Enter the Story -- Dr. Murray Weidenbaum of Washington University in St. Louis, distinguished Professor, and long time critique of defense spending. How he became Reagan's first Chairman of the Council of Economic Advisors I will never know. He had written extensively on how damaging to the economy spending on national defense was and how it caused inflation. A nicer man you couldn't find, but not one easily convinced by anyone such as myself, so Reagan brought in someone who might just convince Dr. Weidenbaum that spending billions more on defense and cutting taxes n the rich and the poor didn't cause inflation or that government deficits just only matter when there is a Democrat in the White House.
Ushered into the office, I was alone with Alan Greenspan, who I had only spoken to on the phone and Murray.

To make a long story shorter, I failed. Murray was unconvinced. Alan tried his best, i tried my best, but he was determined to tell Ronald Reagan he could not have his cake and eat it too -- no big bump in defense, no Star Wars, no driving the Soviets into the tank, no tax cuts, no extra desert, just deficits, Republican deficits, but dangerous waters all the same, and so I went back to New York, saw Dream Girls on Broadway with my wife, had a nice meal, and a few months or days, not sure later, Alan Greenspan became famous -- first at Reagans next Chairman of the CEA, and later the second longest serving Chairman of the Federal Reserve.
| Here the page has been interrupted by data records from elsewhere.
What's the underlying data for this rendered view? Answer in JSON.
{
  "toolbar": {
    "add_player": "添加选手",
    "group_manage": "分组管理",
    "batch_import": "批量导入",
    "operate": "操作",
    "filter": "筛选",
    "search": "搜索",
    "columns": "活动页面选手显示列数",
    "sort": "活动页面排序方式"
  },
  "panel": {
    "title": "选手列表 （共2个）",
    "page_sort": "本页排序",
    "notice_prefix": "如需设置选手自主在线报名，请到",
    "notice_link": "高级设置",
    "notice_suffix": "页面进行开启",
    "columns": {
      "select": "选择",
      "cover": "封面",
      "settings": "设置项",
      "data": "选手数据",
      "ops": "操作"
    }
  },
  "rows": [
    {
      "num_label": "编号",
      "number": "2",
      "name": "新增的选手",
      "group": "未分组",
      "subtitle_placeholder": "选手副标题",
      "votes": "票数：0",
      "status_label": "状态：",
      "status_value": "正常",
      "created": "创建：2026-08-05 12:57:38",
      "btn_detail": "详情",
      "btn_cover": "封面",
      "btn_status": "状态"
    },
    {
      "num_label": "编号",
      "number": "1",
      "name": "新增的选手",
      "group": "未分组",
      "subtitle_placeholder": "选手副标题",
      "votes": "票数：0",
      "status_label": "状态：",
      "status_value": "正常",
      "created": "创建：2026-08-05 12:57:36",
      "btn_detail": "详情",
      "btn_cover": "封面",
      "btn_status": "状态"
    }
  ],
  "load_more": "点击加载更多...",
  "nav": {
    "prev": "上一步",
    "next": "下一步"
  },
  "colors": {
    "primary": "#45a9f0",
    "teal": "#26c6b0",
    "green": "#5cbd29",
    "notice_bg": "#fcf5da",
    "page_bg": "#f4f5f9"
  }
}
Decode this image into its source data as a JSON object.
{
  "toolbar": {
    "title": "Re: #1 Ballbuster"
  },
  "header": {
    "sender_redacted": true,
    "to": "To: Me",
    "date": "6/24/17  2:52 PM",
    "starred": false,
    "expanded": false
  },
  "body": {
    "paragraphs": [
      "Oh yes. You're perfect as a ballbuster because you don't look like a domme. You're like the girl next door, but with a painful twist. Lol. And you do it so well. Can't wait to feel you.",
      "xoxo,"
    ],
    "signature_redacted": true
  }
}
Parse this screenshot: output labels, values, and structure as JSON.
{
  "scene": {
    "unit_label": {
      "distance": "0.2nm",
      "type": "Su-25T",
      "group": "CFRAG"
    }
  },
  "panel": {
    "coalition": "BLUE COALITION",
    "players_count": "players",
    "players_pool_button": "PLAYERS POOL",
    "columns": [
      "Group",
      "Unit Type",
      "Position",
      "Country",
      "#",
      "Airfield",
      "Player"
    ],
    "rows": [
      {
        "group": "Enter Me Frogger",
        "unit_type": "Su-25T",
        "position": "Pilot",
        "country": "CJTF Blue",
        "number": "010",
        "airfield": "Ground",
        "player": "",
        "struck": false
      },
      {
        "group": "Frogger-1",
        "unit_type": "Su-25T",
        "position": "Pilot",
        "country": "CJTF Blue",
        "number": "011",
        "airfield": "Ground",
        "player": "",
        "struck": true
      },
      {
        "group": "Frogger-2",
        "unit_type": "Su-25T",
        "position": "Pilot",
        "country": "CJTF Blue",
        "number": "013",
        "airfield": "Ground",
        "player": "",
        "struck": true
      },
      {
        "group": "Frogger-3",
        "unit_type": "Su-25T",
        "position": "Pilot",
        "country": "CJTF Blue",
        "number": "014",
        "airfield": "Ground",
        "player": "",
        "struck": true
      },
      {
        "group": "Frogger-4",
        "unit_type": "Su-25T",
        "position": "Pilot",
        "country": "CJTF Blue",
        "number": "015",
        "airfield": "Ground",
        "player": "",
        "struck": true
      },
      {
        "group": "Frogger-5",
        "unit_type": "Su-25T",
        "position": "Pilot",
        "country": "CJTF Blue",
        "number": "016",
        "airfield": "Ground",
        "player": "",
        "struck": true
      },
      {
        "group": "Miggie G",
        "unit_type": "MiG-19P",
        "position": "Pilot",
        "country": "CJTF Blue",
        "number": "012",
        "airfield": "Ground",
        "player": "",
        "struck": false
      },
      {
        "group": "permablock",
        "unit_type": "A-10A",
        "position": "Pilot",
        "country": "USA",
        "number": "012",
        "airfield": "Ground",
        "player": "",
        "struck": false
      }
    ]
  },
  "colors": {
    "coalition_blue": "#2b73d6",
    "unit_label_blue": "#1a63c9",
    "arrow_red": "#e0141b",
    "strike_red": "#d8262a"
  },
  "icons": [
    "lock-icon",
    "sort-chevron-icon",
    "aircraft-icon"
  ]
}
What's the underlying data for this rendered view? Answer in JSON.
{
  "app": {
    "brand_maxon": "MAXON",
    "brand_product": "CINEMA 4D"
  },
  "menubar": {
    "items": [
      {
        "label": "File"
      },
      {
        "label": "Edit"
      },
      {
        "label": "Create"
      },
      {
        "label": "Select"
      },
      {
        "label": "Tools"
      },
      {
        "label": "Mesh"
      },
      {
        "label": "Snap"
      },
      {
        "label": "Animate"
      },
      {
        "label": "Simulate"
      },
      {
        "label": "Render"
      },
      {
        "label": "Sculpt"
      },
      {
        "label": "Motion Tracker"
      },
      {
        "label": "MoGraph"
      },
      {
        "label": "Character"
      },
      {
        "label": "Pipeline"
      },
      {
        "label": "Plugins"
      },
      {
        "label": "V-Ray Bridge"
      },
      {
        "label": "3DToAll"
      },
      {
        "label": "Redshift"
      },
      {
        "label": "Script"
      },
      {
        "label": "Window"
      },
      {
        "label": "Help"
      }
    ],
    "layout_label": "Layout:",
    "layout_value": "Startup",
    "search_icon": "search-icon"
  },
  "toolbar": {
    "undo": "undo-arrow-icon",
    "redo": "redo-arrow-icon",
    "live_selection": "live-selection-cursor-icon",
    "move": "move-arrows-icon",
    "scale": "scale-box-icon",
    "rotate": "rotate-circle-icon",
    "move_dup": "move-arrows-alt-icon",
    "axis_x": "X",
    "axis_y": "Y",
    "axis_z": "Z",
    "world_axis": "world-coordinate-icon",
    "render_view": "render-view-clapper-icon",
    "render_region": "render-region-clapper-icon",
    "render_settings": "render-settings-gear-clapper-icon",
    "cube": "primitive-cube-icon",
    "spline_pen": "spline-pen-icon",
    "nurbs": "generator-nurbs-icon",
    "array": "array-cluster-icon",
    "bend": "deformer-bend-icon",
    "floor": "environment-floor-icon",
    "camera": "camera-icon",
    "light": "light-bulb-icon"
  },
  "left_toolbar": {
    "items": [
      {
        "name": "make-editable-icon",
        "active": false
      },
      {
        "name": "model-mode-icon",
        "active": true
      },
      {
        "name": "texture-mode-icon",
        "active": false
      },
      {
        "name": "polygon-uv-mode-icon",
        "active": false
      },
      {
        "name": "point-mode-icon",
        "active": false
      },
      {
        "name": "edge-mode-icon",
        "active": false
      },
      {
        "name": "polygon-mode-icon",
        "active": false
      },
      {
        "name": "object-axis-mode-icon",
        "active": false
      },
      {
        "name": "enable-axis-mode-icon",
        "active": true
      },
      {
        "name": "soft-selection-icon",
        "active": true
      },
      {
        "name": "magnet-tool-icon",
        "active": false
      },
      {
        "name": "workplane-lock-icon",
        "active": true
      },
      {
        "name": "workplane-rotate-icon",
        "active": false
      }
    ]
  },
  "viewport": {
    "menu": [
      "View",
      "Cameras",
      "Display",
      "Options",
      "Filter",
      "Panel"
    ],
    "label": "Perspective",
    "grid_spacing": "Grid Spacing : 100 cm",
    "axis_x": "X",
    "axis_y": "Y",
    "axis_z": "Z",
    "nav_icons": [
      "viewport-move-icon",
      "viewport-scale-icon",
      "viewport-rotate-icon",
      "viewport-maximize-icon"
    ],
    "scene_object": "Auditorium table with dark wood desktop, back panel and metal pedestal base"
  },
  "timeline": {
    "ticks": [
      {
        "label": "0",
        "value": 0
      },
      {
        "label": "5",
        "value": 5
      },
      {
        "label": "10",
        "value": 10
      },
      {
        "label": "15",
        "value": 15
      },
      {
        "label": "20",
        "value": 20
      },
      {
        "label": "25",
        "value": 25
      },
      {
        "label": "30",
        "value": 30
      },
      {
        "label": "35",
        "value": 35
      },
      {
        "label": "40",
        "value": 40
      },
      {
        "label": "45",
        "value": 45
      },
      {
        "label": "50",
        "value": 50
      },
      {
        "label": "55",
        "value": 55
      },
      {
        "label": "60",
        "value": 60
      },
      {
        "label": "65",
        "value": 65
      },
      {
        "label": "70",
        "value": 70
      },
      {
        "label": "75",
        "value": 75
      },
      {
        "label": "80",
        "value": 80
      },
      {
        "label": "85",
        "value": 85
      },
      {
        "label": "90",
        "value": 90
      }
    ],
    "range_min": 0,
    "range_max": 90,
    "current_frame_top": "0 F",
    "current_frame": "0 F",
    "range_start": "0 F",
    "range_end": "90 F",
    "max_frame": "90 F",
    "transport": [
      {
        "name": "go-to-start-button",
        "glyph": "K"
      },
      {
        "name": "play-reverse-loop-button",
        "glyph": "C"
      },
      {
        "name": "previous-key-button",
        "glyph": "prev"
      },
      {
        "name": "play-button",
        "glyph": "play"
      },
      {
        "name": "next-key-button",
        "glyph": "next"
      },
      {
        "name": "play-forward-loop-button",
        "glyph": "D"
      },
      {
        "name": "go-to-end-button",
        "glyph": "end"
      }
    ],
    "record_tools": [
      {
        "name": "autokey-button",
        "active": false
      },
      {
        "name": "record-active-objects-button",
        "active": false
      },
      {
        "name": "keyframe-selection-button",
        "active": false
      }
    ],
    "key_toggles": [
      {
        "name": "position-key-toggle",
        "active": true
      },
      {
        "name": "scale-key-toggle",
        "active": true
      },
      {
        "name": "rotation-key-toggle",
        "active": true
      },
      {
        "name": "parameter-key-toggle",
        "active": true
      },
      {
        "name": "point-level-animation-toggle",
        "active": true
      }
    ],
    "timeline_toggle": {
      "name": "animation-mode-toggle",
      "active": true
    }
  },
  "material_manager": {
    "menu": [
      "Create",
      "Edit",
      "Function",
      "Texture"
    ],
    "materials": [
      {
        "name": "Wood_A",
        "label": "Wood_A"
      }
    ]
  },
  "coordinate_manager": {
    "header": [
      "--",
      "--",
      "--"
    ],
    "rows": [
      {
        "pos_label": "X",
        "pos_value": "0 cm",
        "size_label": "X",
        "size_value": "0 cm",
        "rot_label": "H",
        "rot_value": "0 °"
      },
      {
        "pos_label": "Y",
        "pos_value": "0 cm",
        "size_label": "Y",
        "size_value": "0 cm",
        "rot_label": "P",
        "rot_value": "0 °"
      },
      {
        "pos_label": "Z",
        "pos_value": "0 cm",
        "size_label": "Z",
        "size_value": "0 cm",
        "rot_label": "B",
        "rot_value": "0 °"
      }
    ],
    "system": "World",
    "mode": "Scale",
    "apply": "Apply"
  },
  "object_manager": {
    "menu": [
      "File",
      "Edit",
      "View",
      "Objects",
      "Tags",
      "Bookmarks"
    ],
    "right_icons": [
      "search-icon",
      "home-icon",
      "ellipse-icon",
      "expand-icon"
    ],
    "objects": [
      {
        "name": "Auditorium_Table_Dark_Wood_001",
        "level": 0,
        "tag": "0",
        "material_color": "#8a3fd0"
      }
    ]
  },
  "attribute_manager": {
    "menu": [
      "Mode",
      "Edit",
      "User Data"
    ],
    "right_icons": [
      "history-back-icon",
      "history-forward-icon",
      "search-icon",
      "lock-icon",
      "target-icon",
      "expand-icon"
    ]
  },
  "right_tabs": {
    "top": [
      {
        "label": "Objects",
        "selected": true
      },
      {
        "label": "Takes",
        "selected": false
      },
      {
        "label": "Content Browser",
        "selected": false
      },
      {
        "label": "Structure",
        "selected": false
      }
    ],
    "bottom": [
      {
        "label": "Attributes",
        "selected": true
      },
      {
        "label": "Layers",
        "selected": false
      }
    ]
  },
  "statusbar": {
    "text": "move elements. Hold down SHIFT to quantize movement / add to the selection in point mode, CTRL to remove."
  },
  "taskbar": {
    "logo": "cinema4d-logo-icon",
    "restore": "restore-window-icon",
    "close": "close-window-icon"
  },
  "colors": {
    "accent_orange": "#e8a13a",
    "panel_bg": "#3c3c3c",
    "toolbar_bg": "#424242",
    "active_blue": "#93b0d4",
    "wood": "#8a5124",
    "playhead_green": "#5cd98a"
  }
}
I've been working this problem for many, many years and the longer I think about things, the more I'm convinced that budget deficits really don't matter so long as there is excess supply. The complexity of the economy and the tendency for most products to have more people welling than buying, makes the idea of inflation being caused by sudden demand for hoopla hoops or F-15 parts as causing inflation is nonsensical. We are in a point where people are crying out for help, where helping people to spend money is more important than some number with lots of zeros on the page after it. My best guess for 2030 in nominal dollars is that the world economy measured in gross output or production will be over 400 trillion dollars but in 1995 dollars just half this amount. Its just numbers, less meaningful than if I said its food in Sudan and diamonds in New York. So when Republicans talk about deficits and the dangers I think of my grand effort to convince Dr. Weidenbaum that spending on defense wasn't more inflationary than giving a tax cut to Warran Buffett or Jeff Bezos -- as I used to say all the time -- its just a bit of aggregate demand. So what, in the worlds of the immortal Alfred E Neumann "What Me Worry!!!"